Fertility-Sparing Surgery in Uterine Leiomyosarcoma
Fertility-Sparing Surgery in Uterine Leiomyosarcoma
Abstract & Commentary
Synopsis: Selected cases of uterine leiomyosarcoma may be conservatively managed in young nulliparous women desiring pregnancy.
Source: Lissoni A, et al. Gynecol Oncol 1998;70:348-350.
Lissoni and associates have reported eight patients with a diagnosis of uterine leiomyosarcoma between 1982 and 1996 who were managed conservatively after myomectomy. After myomectomy, surveillance consisted of physical examination, vaginal sonography, and hysteroscopy every three months for the first two years and every six months thereafter. Median age was 29 years (range, 19-32 years). All were nulliparous. The tumor was confined to the myoma in all patients. The mean mitotic count of the leiomyosarcomas was 6/10 high-power fields, with a range of 5-33. At a median follow-up of 42 months, three pregnancies were reported. Two patients had a spontaneous delivery at term. The third patient had a diagnosis of recurrent disease at the time of cesarean section. Despite further surgery and chemotherapy, she died of disseminated tumor 26 months after diagnosis. The remaining seven patients are alive and well. Two patients underwent a second surgical procedure after diagnosis of leiomyosarcoma, 24 and 16 months after primary surgery; both were found to have leiomyomas. Lissoni et al conclude that selected cases of uterine leiomyosarcoma might be managed conservatively in young nulliparous women desiring pregnancy. They emphasized that a strict follow-up is mandatory, and, at completion of childbearing, a hysterectomy could be considered.
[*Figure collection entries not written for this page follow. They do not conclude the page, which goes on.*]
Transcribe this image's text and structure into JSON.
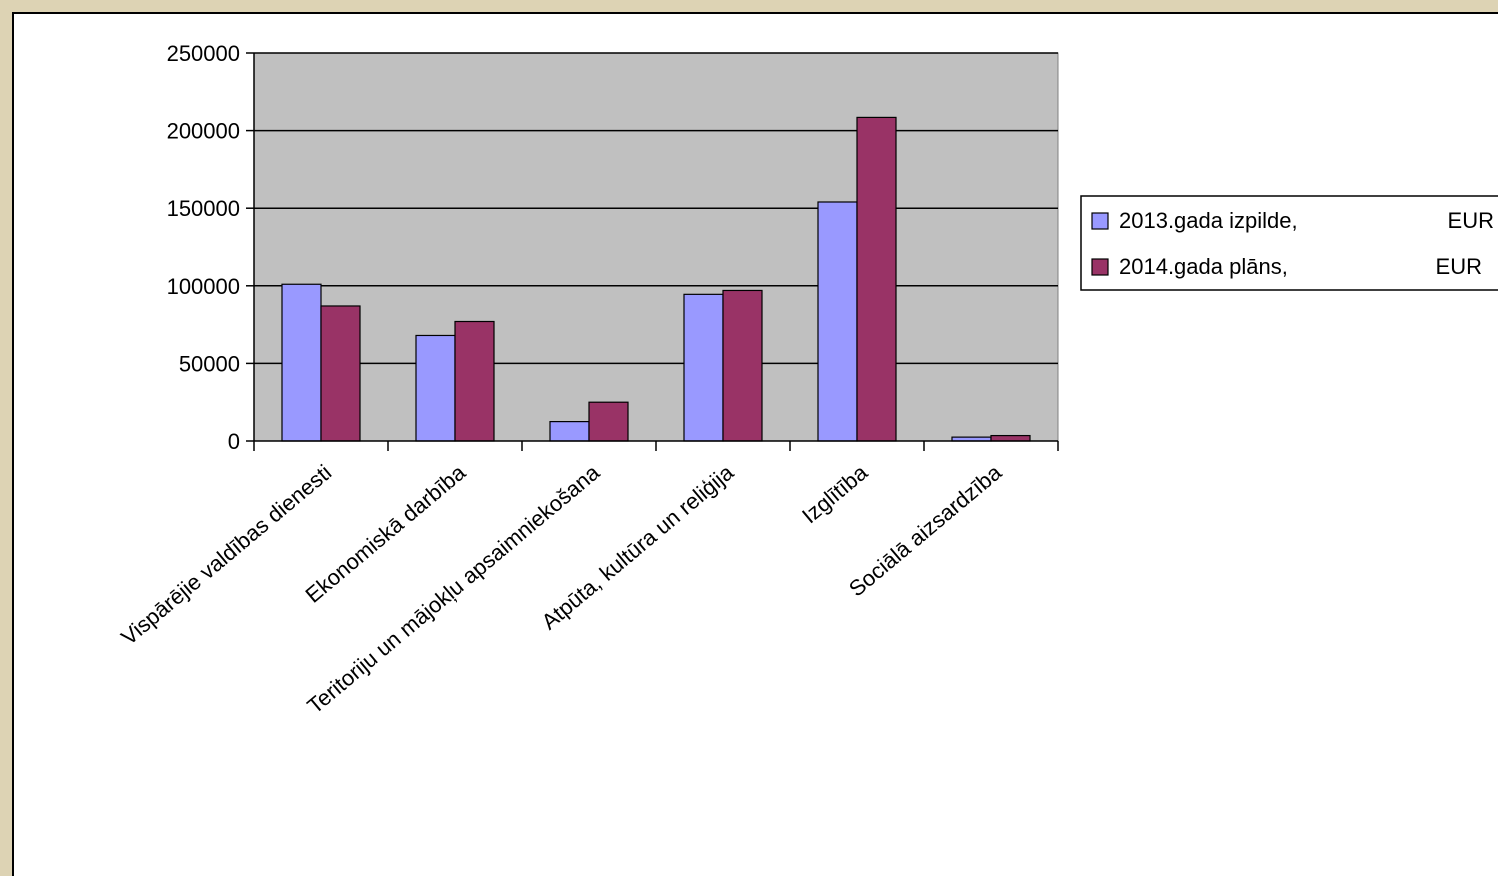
{
  "chart_data": {
    "type": "bar",
    "categories": [
      "Vispārējie valdības dienesti",
      "Ekonomiskā darbība",
      "Teritoriju un mājokļu apsaimniekošana",
      "Atpūta, kultūra un reliģija",
      "Izglītība",
      "Sociālā aizsardzība"
    ],
    "series": [
      {
        "name": "2013.gada izpilde,",
        "unit": "EUR",
        "color": "#9999ff",
        "values": [
          101000,
          68000,
          12500,
          94500,
          154000,
          2500
        ]
      },
      {
        "name": "2014.gada plāns,",
        "unit": "EUR",
        "color": "#993366",
        "values": [
          87000,
          77000,
          25000,
          97000,
          208500,
          3500
        ]
      }
    ],
    "ylim": [
      0,
      250000
    ],
    "yticks": [
      0,
      50000,
      100000,
      150000,
      200000,
      250000
    ],
    "grid": true,
    "plot_background": "#c0c0c0",
    "legend_position": "right"
  }
}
Comment by David M. Gershenson, MD
This is a provocative report of fertility-sparing surgery after diagnosis of leiomyosarcoma treated with myomectomy. Lissoni et al are clearly pushing the envelope in terms of what is considered standard care. Leiomyosarcoma is an extremely rare malignancy, accounting for only about 25% of all uterine sarcomas. It is found arising in a benign leiomyoma in less than 1% of cases. It should be noted that the histopathologic definition of leiomyosarcoma has changed recently, with more emphasis placed on the presence of atypia and necrosis than on mitotic count alone. Standard treatment for high-grade leiomyosarcomas consists of abdominal hysterectomy and bilateral salpingo-oophorectomy. Approximately 50% of patients whose tumor is apparently confined to the uterus will ultimately develop recurrence. There is no known effective adjuvant therapy. Pelvic irradiation probably reduces the incidence of pelvic recurrence but has no effect on survival. Chemotherapy is relatively ineffective in treating metastatic disease. As emphasized by Lissoni et al, in considering a conservative approach after myomectomy, the patient and her family must be advised of the risks. Unfortunately, the precise risk of recurrence is unknown. Lissoni et al refer to two other series detailing 11 cases of conservative management after myomectomy for leiomyosarcoma; only one patient recurred and six pregnancies were documented. In the present series, one patient recurred and died. Therefore, based on small numbers, one could estimate the risk of recurrence in such patients as 10-15%. However, it is important to underscore the fact that recurrence almost always equals death. In addition, it would seem advisable to retrospectively review the pathology from the world experience using modern criteria. In the interim, extreme caution is recommended until more experience is reported.